Bananen im Fichtelgebirge
Wälder als Quelle und Senke für Feinstaub

von Andreas Held


Seit im Jahre 2005 mit der sogenannten Feinstaub-Richtlinie europaweit verschärfte Grenzwerte zur Überwachung der Luftqualität eingeführt wurden, wird immer wieder auch in der breiten Öffentlichkeit über die Beeinträchtigung der menschlichen Gesundheit durch erhöhte Feinstaubbelastungen diskutiert. Unter Feinstaub versteht man dabei luftgetragene Aerosolpartikel mit einem Durchmesser von weniger als 10 Mikrometern (PM10). Diese kleinen Tröpfchen und festen Teilchen schweben in der Luft und sind so klein, dass sie mehrere Tage in der Atmosphäre verbleiben können, bevor sie typischerweise durch Regen ausgewaschen werden. In der Vergangenheit sind in epidemiologischen Studien tatsächlich Zusammenhänge zwischen einer erhöhten Feinstaubbelastung und einer erhöhten Zahl an Atemwegserkrankungen oder Herz- und Kreislaufbeschwerden festgestellt worden. Aerosolpartikel belasten jedoch nicht nur die menschliche Gesundheit, sondern spielen auch eine wichtige Rolle für viele chemische Reaktionen in der Atmosphäre und sind von entscheidender Bedeutung für unser Klima. Im Gegensatz zu den Treibhausgasen, die zur globalen Klimaerwärmung beitragen, kühlen Aerosolpartikel tendenziell die Atmosphäre und wirken so dem globalen Erwärmungstrend entgegen. Allerdings sind die genauen Prozesse und Rückkopplungsmechanismen bisher nur unvollständig verstanden, so dass sich die tatsächliche abkühlende Wirkung nicht exakt beziffern lässt.

Entgegen der landläufigen Meinung, dass Feinstaub in erster Linie durch den Menschen verursacht wird, stammen grob geschätzt mehr als 85% der weltweit in die Atmosphäre eingetragenen Feinstaubmasse aus natürlichen Quellen. Neben den Ozeanen und Wüsten sind auch Wälder regional wichtige Quellen für Feinstaub.

Jedem ist der typische Nadelwaldduft während eines Waldspaziergangs vertraut. Dieser Duft ist eine komplexe Mischung verschiedenster chemischer Verbindungen, die von den Bäumen und anderen Pflanzen in die Luft abgegeben werden.

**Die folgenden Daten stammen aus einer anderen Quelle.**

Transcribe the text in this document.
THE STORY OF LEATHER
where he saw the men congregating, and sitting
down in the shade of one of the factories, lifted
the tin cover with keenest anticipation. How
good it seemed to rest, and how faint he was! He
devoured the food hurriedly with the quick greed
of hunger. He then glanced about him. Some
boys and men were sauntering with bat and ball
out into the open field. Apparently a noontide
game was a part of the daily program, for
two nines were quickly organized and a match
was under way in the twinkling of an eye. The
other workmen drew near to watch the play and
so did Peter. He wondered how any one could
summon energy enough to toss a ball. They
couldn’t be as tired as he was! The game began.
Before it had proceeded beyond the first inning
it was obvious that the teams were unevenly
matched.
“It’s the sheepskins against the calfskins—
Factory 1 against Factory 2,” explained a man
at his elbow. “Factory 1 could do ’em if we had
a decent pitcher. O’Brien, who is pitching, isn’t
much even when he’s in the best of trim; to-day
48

Die sogenannten leichtflüchtigen organischen Verbindungen, beispielsweise Terpene, werden in der Atmosphäre rasch oxidiert und reagieren zu Verbindungen, die unter geeigneten Bedingungen neue Aerosolpartikel bilden können. Dieser Prozess der Partikelneubildung aus natürlich freigesetzten organischen Verbindungen wurde schon vor Jahrhunderten beobachtet und beschrieben. So gaben zum Beispiel die Cherokee-Indianer den dicht bewaldeten Great Smoky Mountains den Namen Shalonage, Ort des blauen Nebels. Auch die Namen anderer Landschaften wie der Blue Ridge Mountains oder der Blue Mountains lassen darauf schließen, dass hier häufig bläulicher Dunst über den Wäldern liegt (Abb. 1). Vor etwa 50 Jahren wurde dieses Phänomen zum ersten Mal wissenschaftlich beschrieben. Nach der Oxidation leichtflüchtiger organischer Verbindungen, die von den Bäumen abgegeben werden, bildet sich ein bläulich schimmernder Nebel aus winzigen Aerosolpartikeln, an denen ganz besonders der blaue Anteil des Sonnenlichts gestreut wird.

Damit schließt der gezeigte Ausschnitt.